Hani Nass vardı? Ne yazık ki iktidar başarısızlıkları diğerlerine yüklemekte, başarıyı da yalnızca kendi aldıkları kararlarda görmektedir ancak ziyanı ve faturayı hep millete ödetiyor.

“Başarılar yalnızca kendilerine ait”

Sayın Erdoğan, Cumhurbaşkanı seçildiğinde dolar 2,15’di, Başkanlık sistemine geçtiğimizde dolar 4,60 kuruştu. Hangi sayıya bakılırsa başarıyı belirleyelim, siz karar verin? 2014 öncesi mi, 2014-2018 ortası mı, 2018 daha sonrası mı, 2020 mi, yoksa şu 3-4 günlük devir mi?

Sayın Erdoğan “Rezervler yükselirken ben Başbakan’dım, benim dönemimde bu başarıyı yakaladık. Ancak erirken ben yoktum, Cumhurbaşkanı’ydım” diyor.

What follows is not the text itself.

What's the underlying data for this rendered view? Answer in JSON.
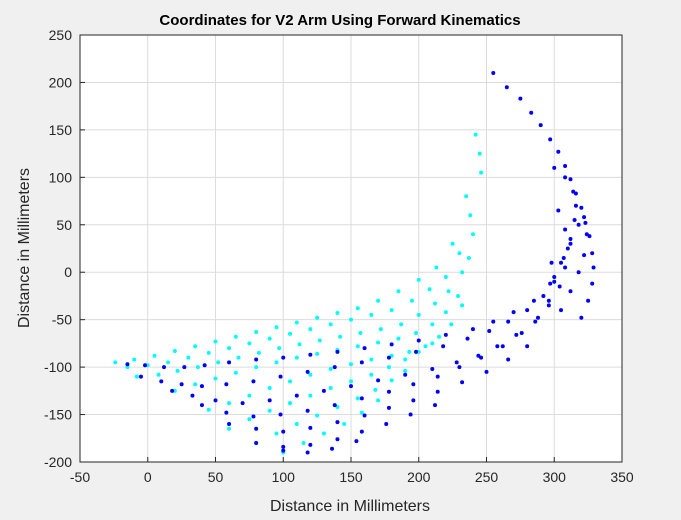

Buna âlâ espri mi desek berbat espri mi desek bilemiyorum. Ne hikmetse ülkemizde ne kadar sorun ve eksiklik var ise; bu, ya muhalefetin ya da dış güçlerin cürmü. Kendileri epeyce paklar ve muvaffakiyetler ise yalnızca kendilerine ilişkin.

İktidarın siyaset ve karar değişiklikleri içindeki açı farkı daima 180 derece. İktidar kanadının yaptığı her açıklama ve aldığı her karar daha sonrasında herkes birbirine şaşkınlıkla şu iki soruyu soruyor; “E, ne oldu?” ve gerisinden da “Tamam da ne olacak artık?” 20 yıl daha sonra dönüp dolaşıp geldiğimiz noktada; 2001 krizi günlerinin ve birebir gündemlerin adeta 2021 yılında tekerrür ettiğine şahit oluyoruz.

“Hayat pahalılığı, işsizlik, yüksek enflasyon, geçim ezası değişmiyor”

Bugün artırım mı yapılacak, döviz ne olacak, yatırımlar hangi hale gelecek, işsizliğin çözülmesi konusunda hangi kararlar alınacak, maalesef kimse bilmiyor.

İnşallah Saadet Partisi iktidarında bu öngörülemez günleri bir arada aşacak, Türkiye’nin sağlıklı, kararlı ve kendinden emin bir biçimde yola devam edeceği günleri bir arada tesis edeceğiz.

Bugünlerde gittiğimiz ilçeler, kentler değişiyor lakin öncelikli mevzular hiç değişmiyor; hayat pahalılığı, işsizlik, yüksek enflasyon, geçim ıstırabı ve daha da hüzün vericisi öngörülemezlik. İktidarın siyaset ve karar değişiklikleri içindeki açı farkı daima 180 derece!”